Engineering Contradictions & Design Principles
Engineering Contradiction Analysis
1Measurement precision
If data from multiple sensors is captured and transmitted, then measurement precision and event detection capability improve, but device complexity and data transmission requirements increase
Solution Approach 1:
The system segments sensor data processing by creating separate processing paths for different event types. The server divides incoming data streams from multiple sensors into event-specific processing queues, allowing each event type to be analyzed by specialized algorithms rather than processing all sensor data uniformly.
Solution Approach 2:
The system performs preliminary action by pre-configuring event detection thresholds and processing rules before events occur.
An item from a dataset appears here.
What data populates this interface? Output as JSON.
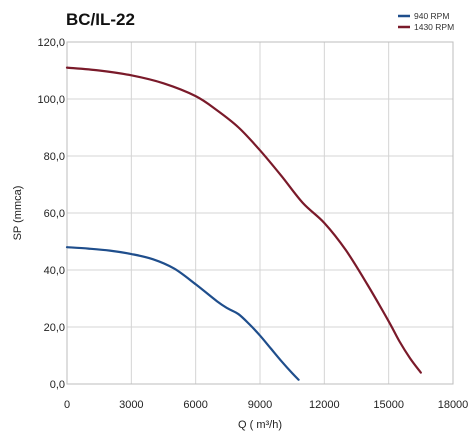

The server maintains pre-compiled event templates and sensor correlation matrices that are prepared in advance, enabling rapid event detection without complex real-time computation.
2Loss of time
If real-time event detection is implemented, then response time improves, but energy consumption and processing requirements increase
Solution Approach 1:
The system implements periodic action by sampling sensor data at optimized intervals rather than continuously processing all data streams. The server adjusts sampling frequencies based on event likelihood and current vehicle conditions, performing intensive processing only when events are detected while using lighter periodic checks during normal operation.
Solution Approach 2:
The system applies partial action by selectively processing only the subset of sensor data relevant to detected events. When an event is triggered, the server activates only the specific processing pipelines needed for that event type rather than running all processing routines, reducing overall energy consumption while maintaining real-time detection capability.
3Loss of information
If comprehensive sensor data is recorded and transmitted, then information completeness improves, but data transmission time and bandwidth requirements increase
Solution Approach 1:
The system extracts only the essential event-related data from the comprehensive sensor dataset for transmission. The server identifies and extracts key parameters relevant to each event type, filtering out redundant information while maintaining complete event documentation. This extraction approach preserves information completeness for analysis while dramatically reducing transmission bandwidth requirements.
Solution Approach 2:
The system applies local quality by transmitting different data quality levels for different event types based on their importance and analysis requirements. Critical safety events trigger high-fidelity data transmission from all sensors, while minor events use reduced data sets, optimizing the balance between information completeness and transmission efficiency for each specific case.
Data Source
AI summary
This disclosure relates to a system and method for detecting vehicle events. The system includes sensors configured to generate output signals conveying information related to the vehicle. The system detects a vehicle event based on the information conveyed by the output signals. The system selects a subset of sensors based on the detected vehicle event. The system captures and records information from the selected subset of sensors. The system transfers the recorded information to a remote server or provider.